Atlantic Coast Line Railroad v. City of Orlando

In the first opinion on this appeal, rendered September 29, 1935, the order of the Circuit Court was reversed on the authority of the opinion and judgment in the case of Tampa Southern R. Co. v. City of Bradenton insofar as it granted the motion to strike the fourth paragraph of the bill of complaint. In the opinion on rehearing in the Bradenton case, filed in this Court on January 13th, 1936, we said that: "There is nothing in the original opinion in this case which precludes the municipality from making its own assessment." The same opinion shows that, while the municipality can under the Constitution make its own assessment for municipal purposes, and is not compelled to accept the assessment made by the State authorities, it must make its assessment according to the principles established for State taxation, was required by the same section of the Constitution.

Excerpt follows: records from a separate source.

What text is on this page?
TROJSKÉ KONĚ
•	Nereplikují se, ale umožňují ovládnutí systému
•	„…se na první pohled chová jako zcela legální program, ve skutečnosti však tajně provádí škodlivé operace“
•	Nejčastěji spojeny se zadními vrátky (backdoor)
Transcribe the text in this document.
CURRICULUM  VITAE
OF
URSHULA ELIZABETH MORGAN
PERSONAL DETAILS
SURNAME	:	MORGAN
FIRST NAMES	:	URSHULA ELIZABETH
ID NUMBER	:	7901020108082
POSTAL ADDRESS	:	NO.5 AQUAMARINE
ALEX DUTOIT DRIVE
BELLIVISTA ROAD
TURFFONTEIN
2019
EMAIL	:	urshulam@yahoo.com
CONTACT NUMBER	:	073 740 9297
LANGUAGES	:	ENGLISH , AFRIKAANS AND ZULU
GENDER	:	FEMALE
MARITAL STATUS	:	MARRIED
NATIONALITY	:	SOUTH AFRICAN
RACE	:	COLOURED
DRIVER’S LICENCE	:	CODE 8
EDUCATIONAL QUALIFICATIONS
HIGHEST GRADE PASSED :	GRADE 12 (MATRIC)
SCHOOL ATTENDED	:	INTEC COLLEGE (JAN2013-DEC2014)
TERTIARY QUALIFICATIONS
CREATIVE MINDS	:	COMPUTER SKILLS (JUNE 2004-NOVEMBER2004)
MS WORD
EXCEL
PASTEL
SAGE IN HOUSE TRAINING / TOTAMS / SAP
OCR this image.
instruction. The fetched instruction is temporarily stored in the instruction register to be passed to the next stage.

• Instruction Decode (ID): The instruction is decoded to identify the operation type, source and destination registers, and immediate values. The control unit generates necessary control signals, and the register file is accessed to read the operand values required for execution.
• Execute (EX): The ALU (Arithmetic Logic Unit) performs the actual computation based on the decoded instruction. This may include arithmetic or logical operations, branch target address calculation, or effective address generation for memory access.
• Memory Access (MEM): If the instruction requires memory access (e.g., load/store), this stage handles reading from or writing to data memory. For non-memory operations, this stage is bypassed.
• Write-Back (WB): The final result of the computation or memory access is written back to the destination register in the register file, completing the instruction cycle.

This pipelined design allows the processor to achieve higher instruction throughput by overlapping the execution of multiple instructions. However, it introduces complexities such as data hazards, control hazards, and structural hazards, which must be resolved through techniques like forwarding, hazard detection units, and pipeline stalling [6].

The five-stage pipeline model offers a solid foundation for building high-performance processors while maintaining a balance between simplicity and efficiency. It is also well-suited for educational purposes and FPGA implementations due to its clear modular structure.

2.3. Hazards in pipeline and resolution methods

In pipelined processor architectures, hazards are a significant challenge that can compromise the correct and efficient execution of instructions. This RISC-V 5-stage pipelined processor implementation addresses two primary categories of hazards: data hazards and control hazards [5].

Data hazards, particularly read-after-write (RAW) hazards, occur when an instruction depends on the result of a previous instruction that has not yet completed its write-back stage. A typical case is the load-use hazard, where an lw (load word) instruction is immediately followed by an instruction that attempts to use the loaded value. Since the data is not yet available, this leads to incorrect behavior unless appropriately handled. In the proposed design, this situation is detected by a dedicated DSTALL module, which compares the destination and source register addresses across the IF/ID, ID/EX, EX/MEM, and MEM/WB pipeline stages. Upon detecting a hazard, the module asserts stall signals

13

Upon further consideration of the fourth paragraph of the bill of complaint in this case, we have reached the conclusion that is not consistent with the holding of this Court above referred to, in that it alleges, in effect, that the municipality, in making its assessment, is bound to follow the valuation placed upon the property by the State Assessing Board.

It follows that the Circuit Court was justified in striking said fourth paragraph of the bill, and accordingly rehearing *Page 378 is granted as prayed, and our former judgment of reversal should be and is now hereby vacated and the order appealed from is now

Affirmed.

WHITFIELD, C.J., and BROWN and DAVIS, J.J., concur.

TERRELL, and BUFORD, J.J., concur in the opinion and judgment.